Par Envoyer un courriel à l’auteur le 12 août 2008 7 commentaires

La résidence du 930, Grande Allée Ouest dessinée par l'architecte Raoul Chênevert, en 1932, est en vente au prix de 4 250 000 $. Photo Érick Labbé, Le Soleil.

Source: Cynthia St-Hilaire, Le Soleil, 8 août 2008.

M. Grenier a acheté il y a 12 ans cette maison dessinée par l’architecte Raoul Chênevert, en 1932. En plus de concevoir les plans de plusieurs résidences, M. Chênevert a dessiné ceux de l’hôtel Clarendon, de l’édifice Honoré-Mercier sur la colline parlementaire, de l’ancien bureau de poste voisin de la gare du Palais, ainsi que ceux de la maison Gomin, dans l’arrondissement Sainte-Foy-Sillery.

L’entrepreneur général Jos Cauchon a été le premier à occuper le 930, Grande Allée Ouest.

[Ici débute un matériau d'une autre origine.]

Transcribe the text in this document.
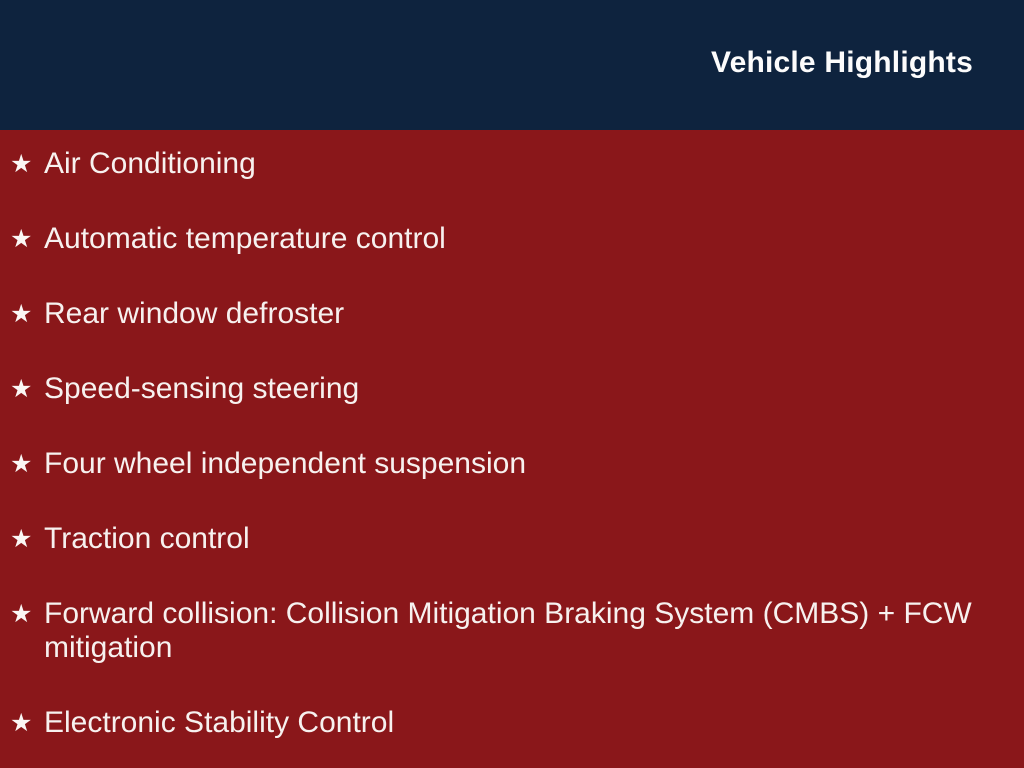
Vehicle Highlights
★ Air Conditioning
★ Automatic temperature control
★ Rear window defroster
★ Speed-sensing steering
★ Four wheel independent suspension
★ Traction control
★ Forward collision: Collision Mitigation Braking System (CMBS) + FCW mitigation
★ Electronic Stability Control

Puis, Paul Gourdeau, propriétaire du Domaine Gourdeau à l’île d’Orléans, l’a racheté en 1970. En 1996, c’est à contrecoeur qu’il s’est départi de cette demeure de 20 pièces devenue trop grande pour lui et sa conjointe. «C’était l’une des plus belles maisons de Québec, lance M. Gourdeau. C’est comme un petit château. On a adoré y habiter.»

C’est aussi avec un pincement au coeur que le couple Grenier a décidé de vendre la résidence de quatre niveaux au prix de 4 250 000 $. D’autant plus qu’il lui avait fallu 20 ans pour mettre la main sur ce bien tant convoité. «Nous avions vu cette maison antique 20 ans avant de l’acheter, se rappelle Odette Grenier. La femme de M. Gourdeau n’était pas prête à vendre.» (…)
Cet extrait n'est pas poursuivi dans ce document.